Frantz Fray : Quant à moi, j’ai fait l'École nationale supérieure des arts appliqués et métiers d’art, ce qui n’a rien à voir avec les antiquités. J’ai fait un BTS de plasticien volume, c'est-à-dire de sculpteur. Cette formation m’a donné une expertise sur la matière des objets mais pas pour le métier d’antiquaire en lui-même. Ensuite, je suis devenu professeur dans un centre de formation d’apprentis et je me suis intéressé dans un premier temps aux estampes japonaises.
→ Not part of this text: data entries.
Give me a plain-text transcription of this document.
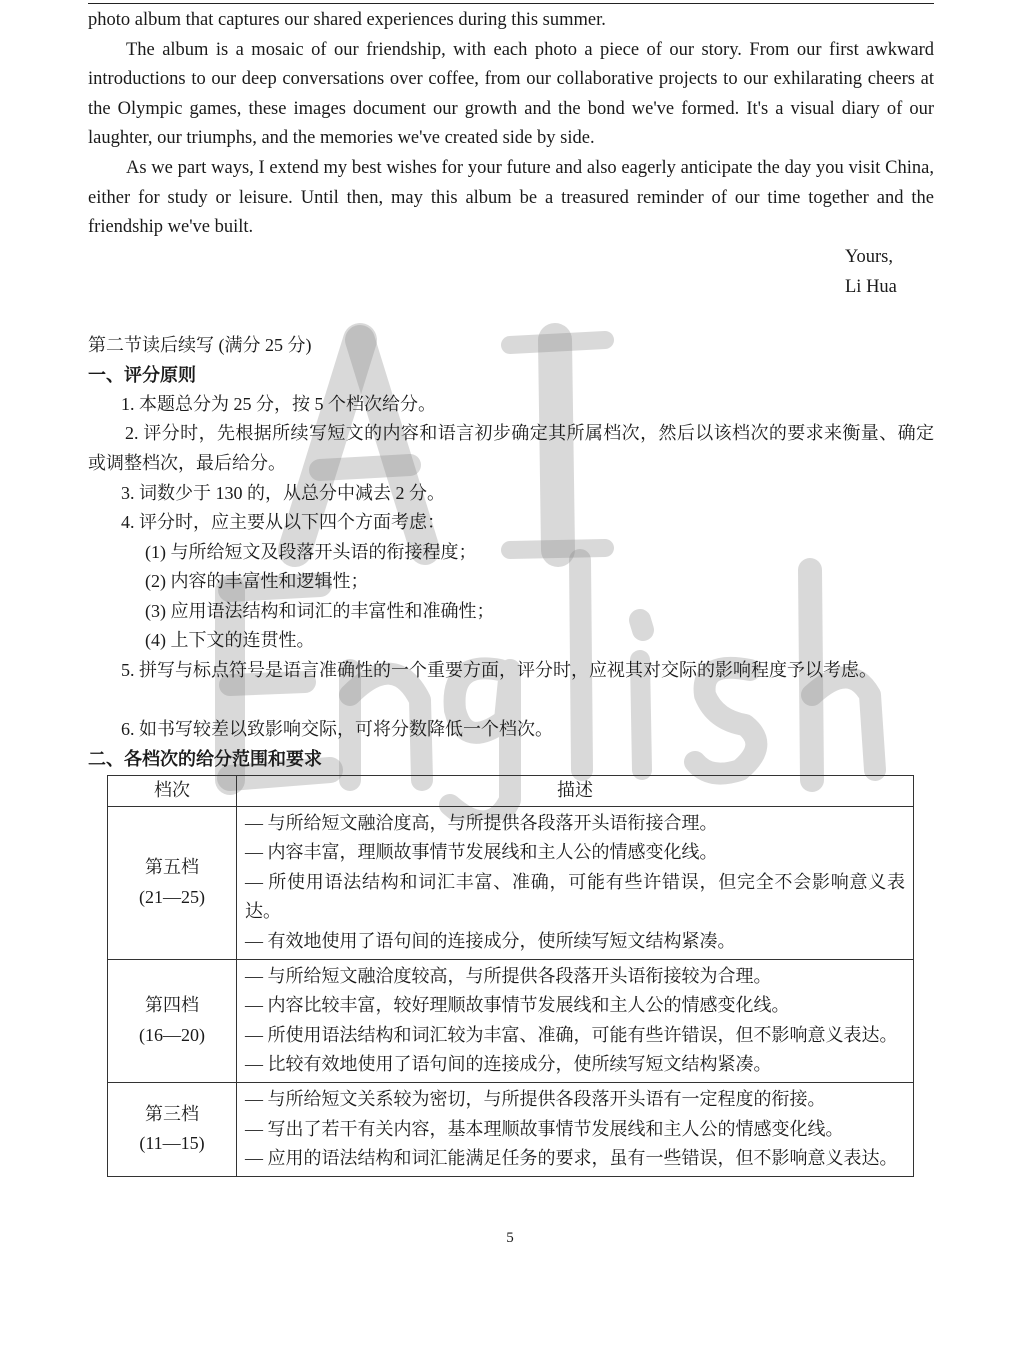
photo album that captures our shared experiences during this summer.

The album is a mosaic of our friendship, with each photo a piece of our story. From our first awkward introductions to our deep conversations over coffee, from our collaborative projects to our exhilarating cheers at the Olympic games, these images document our growth and the bond we've formed. It's a visual diary of our laughter, our triumphs, and the memories we've created side by side.

As we part ways, I extend my best wishes for your future and also eagerly anticipate the day you visit China, either for study or leisure. Until then, may this album be a treasured reminder of our time together and the friendship we've built.

Yours,
Li Hua
第二节读后续写 (满分 25 分)
一、评分原则
1. 本题总分为 25 分，按 5 个档次给分。
2. 评分时，先根据所续写短文的内容和语言初步确定其所属档次，然后以该档次的要求来衡量、确定或调整档次，最后给分。
3. 词数少于 130 的，从总分中减去 2 分。
4. 评分时，应主要从以下四个方面考虑：
(1) 与所给短文及段落开头语的衔接程度；
(2) 内容的丰富性和逻辑性；
(3) 应用语法结构和词汇的丰富性和准确性；
(4) 上下文的连贯性。
5. 拼写与标点符号是语言准确性的一个重要方面，评分时，应视其对交际的影响程度予以考虑。
6. 如书写较差以致影响交际，可将分数降低一个档次。
二、各档次的给分范围和要求
档次	描述

第五档
(21—25)	— 与所给短文融洽度高，与所提供各段落开头语衔接合理。
— 内容丰富，理顺故事情节发展线和主人公的情感变化线。
— 所使用语法结构和词汇丰富、准确，可能有些许错误，但完全不会影响意义表达。
— 有效地使用了语句间的连接成分，使所续写短文结构紧凑。

第四档
(16—20)	— 与所给短文融洽度较高，与所提供各段落开头语衔接较为合理。
— 内容比较丰富，较好理顺故事情节发展线和主人公的情感变化线。
— 所使用语法结构和词汇较为丰富、准确，可能有些许错误，但不影响意义表达。
— 比较有效地使用了语句间的连接成分，使所续写短文结构紧凑。

第三档
(11—15)	— 与所给短文关系较为密切，与所提供各段落开头语有一定程度的衔接。
— 写出了若干有关内容，基本理顺故事情节发展线和主人公的情感变化线。
— 应用的语法结构和词汇能满足任务的要求，虽有一些错误，但不影响意义表达。
5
Pendant mon temps libre, je chinais des estampes mais l’étroitesse de l’offre des estampes m’a conduit à élargir mon intérêt aux objets asiatiques dans leur ensemble.
Tabatière en verre overlay rouge sur fond opaque blanc sculptée en très léger relief de carpes, lotus, libellules et du sceau “Xiaomei”.
Chine, Ecole de Yangzhou, exécuté par Wang Suo dans les années 1820-1830
Xiaomei est un des sceaux du peintre de Yangzhou, Wang Suo (1794-1877). Seuls trois autres flacons de cet artiste ont été jusqu’ici répertoriés.
H. 6,6 cm
J’avais fait connaissance avec un marchand de mon village suisse à qui je donnais des objets en dépôt et ça marchait bien ; dans les années 80, tout se vendait. Drouot a été une vraie révélation et je fréquente toujours assidûment avec plaisir et intérêt. A l’époque, je n’avais aucune connaissance de l’art asiatique, j’ai tout appris sur le tas en chinant, en lisant des livres et en discutant avec des marchands. En 1993, j’ai sauté le pas en quittant mon travail de professeur et me suis lancé dans le commerce d’antiquités. A l’époque, je chinais un peu partout dans Paris. J’achetais à des marchands, souvent non spécialisés, et je revendais à des marchands spécialisés. C’est comme ça que j’ai fait la connaissance des anciens membres de cette galerie puis rencontré Laurence (Souksi) en me rendant chez Bertrand de Lavergne. Lorsqu’elle a quitté la galerie de ce dernier, je lui ai proposé de travailler ensemble. Nous avons donc ouvert une première galerie avant de rejoindre la galerie Espace 4. Nous sommes une SEP (société en participation), c'est -à -dire que l’on partage les frais de la galerie mais nous avons un chiffre d'affaires indépendant l’un de l’autre. Cela fait vingt ans que l’on est associés de cette manière et que ça fonctionne très bien !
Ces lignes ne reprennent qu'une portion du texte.